Do you know some happy mystics? You may be one yourself.

The luckiest of these people have had a most lovely experience since childhood. They have known and felt that existence is permeated with benevolence. They have felt loved by an invisible presence. They recognise and feel suffering and cruelty too. But deep and wide they experience a kind magic permeating life.

You might want me to name famous spiritual and religious figures who have had that experience. But I won’t name any. I don’t want to suggest that this experience belongs to ‘special’ people. One of the greatest lessons of my life is that many ordinary people, with no bells or whistles, simply know that the essence of life is love.

Others of us have struggled to achieve a similar understanding.
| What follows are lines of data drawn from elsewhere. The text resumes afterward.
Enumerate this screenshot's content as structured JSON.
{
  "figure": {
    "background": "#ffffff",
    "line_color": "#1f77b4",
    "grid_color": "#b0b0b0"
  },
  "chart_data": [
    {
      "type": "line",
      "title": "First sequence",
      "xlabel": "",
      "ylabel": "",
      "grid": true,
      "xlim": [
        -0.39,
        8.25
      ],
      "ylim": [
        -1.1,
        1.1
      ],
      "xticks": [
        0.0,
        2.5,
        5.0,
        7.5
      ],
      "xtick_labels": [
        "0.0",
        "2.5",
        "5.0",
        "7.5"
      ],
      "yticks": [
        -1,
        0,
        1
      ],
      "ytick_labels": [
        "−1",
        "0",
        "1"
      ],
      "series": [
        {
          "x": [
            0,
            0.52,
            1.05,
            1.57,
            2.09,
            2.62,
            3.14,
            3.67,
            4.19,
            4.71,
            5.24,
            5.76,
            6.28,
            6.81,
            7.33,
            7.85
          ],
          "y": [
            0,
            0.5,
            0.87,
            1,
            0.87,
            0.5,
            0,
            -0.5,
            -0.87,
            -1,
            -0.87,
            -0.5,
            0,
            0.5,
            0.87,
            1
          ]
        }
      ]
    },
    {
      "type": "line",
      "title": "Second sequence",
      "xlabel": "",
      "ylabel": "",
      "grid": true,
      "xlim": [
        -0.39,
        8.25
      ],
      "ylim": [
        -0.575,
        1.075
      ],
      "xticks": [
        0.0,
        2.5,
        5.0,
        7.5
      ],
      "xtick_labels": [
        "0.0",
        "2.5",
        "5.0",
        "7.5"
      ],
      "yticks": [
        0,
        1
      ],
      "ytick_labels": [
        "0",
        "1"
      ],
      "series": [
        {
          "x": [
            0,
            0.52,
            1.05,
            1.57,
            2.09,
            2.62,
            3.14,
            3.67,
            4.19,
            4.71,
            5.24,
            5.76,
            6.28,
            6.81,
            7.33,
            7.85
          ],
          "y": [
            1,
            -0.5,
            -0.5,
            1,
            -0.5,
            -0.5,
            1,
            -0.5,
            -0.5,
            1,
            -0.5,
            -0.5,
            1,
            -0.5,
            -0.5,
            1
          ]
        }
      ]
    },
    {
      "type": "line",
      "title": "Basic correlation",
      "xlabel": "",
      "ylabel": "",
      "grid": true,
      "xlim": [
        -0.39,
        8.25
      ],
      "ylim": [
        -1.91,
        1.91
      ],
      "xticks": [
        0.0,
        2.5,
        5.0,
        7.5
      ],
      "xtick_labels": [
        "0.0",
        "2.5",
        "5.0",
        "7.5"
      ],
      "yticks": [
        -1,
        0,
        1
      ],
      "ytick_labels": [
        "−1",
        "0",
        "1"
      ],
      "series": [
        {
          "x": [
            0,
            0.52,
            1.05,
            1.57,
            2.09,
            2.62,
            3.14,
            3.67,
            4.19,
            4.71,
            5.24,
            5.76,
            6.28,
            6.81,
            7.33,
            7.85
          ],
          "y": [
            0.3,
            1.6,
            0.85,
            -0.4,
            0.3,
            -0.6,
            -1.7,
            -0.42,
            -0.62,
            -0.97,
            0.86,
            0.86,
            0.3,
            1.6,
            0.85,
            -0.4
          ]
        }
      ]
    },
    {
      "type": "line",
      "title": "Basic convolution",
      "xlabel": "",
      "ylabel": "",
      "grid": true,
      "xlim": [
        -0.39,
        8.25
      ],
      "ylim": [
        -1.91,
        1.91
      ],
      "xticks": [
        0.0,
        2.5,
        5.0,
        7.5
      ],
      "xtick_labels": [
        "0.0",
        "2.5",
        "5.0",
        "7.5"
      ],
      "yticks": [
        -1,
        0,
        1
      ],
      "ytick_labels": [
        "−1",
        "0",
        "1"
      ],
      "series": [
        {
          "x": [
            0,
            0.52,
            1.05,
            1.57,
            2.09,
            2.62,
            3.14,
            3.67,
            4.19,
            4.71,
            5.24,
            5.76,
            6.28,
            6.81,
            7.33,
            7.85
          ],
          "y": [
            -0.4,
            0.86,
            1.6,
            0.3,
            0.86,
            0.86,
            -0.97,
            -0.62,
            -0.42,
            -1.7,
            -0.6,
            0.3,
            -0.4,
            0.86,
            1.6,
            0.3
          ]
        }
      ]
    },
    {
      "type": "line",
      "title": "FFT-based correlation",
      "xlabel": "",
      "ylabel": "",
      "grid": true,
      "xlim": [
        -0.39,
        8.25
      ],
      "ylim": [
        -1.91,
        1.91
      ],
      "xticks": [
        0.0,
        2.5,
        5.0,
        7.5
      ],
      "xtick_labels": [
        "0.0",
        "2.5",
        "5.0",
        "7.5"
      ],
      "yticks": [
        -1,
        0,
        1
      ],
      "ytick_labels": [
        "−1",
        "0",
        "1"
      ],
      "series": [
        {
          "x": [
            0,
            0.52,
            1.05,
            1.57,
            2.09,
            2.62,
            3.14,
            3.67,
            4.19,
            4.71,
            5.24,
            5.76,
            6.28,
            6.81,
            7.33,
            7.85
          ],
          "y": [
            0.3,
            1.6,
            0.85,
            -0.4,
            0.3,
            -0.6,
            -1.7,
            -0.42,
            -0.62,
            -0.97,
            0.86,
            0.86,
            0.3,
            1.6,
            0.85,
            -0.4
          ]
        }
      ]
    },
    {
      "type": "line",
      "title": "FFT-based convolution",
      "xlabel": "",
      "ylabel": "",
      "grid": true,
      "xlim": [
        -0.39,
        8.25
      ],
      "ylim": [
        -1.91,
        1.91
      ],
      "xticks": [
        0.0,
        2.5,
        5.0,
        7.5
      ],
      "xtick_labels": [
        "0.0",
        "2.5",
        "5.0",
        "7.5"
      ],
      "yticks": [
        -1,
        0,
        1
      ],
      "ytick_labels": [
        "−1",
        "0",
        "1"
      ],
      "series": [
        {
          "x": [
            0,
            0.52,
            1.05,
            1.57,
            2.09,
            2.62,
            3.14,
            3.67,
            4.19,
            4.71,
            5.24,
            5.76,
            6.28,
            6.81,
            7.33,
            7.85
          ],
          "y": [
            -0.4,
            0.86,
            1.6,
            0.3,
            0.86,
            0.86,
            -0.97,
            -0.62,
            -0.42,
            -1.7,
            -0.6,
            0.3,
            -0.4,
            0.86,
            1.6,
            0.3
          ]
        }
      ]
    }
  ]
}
In my own life since childhood I always knew that life was filled with awe and wonder, but it took me longer to experience and surrender to the love. Much longer.

I don’t know about you, but I had to make an active commitment to surrender to love. Deep in my heart, deep in my meditation practice, I have long understood that love-compassion-benevolence-beneficence is the ultimate meaning and destiny of life. Intelligence, wisdom and vitality are great! But without love . . .

And even though I understood it, that did not mean I practised it. It has been a piece of work. I have been a piece of work. I have committed to love. I have surrendered. I have then failed. Then improved. Then failed again. But am slowly but surely getting there.

My resolution was not enough. It also needed time and repeated experience.

So this column is about New Year’s Resolutions. How we commit to change, fail, improve, fail and improve.


One challenge with spiritual development is that many of us have a simple linear model. I sell this model myself sometimes. The journey, the path, is directly from ignorance to wisdom, evil to compassion. It is a Hollywood happy ending. But growth isn’t usually as simple as that, is it?

We make a resolution. I will be more compassionate to Adolph. I will stop eating sugar. I will be more assertive. For a while our intention is fulfilled. But then so often we slip back and have to start again. If we are self-critical or suffer low self-esteem, this defeat feels terrible or may be completely denied. But, as every good educator or psychologist or parent knows, it is not failure. The setback is a healthy and normal part of our learning process.

Learning and development are cyclical not linear. We move forward but then we have to go back and integrate. Learn. Integrate. Expand. Contract. It is a natural rhythm.

This cyclical rhythm, this breathing, is built into the cosmos. There is a crucial insight in cosmology and Taoist philosophy. There is the expansive power of the Big Bang. There is also a force that is opposite and equal to it. This balancing force is gravity, magnetism. Without this cohesive glue there would be no form, no galaxies, no stars, no flowers. Energy would just be expanding chaotically. The Yang of expansion requires the Yin of containment. It is a dance, a rhythm.

Inside us we can find the same dance. We grow; we develop; we transform. But we also stay the same. In biology and psychology this drive to remain the same is called homeostasis and is crucial for our health and survival.

So when we make a commitment or a New Year’s resolution, it is normal that we experience these two forces. On the one side we have emergence, change and transformation. On the other side we have containment, form and conservation.

When we see a beautiful flower we don’t complain that it stays beautiful, do we? In fact we want it to stay in that form for as long as possible. When it wilts we may feel sadness. We may feel the same as we watch children become adults. There are things that we want to conserve and things that we need to change. Our development, to repeat myself, moves repetitively, cyclically, between expansion and conservation and integration. On and on.


This cycle is played out too by humanity. The history of our species is filled with these great cycles of growth and consolidation, spirals. These spirals form the essence of the Hindu Vedas. They are also the spirals of cultural and political evolution.

The freedoms and democracy for example that we experience in most of the English-speaking world have been hard won. Arguably it began with the Magna Carta a thousand years ago. It included a revolution and the execution of a king. It finally enfranchised women. And the cycle continues as we continue to find a balance between individual freedom and collective safety.

It is the same with commercialism and greed. Since the 1960s we have witnessed the emergence of emotional literacy, multiculturalism, sexual inclusivity, the celebration of diversity and green consciousness. Fantastic developments. But then to our dismay we have seen a new cycle recently of greed, vulgarity, thoughtless celebrity and pollution.

And we are naive.

How gullible it was to think that the growth and gains of the sixties and seventies were simply going to continue until paradise was here on earth. It is always a learning cycle. The flow of development requires integration, steps forward and steps back.

This is also the way of the seasons. Gestation of Winter. Birth of Spring. Growth of Summer. Harvest of Autumn.  Winter again.

So my friends be both realistic and profoundly hopeful. In our personal lives and in the collective development of humanity, it is a long journey. Keep your eye on the long term. Trust the process. Make your commitments and resolutions. Pray for humanity. Be an activist. Be wise when we slip back. It is all necessary for integration.

In the words of Julien of Norwich, ‘All shall be well, and all shall be well and all manner of thing shall be well.’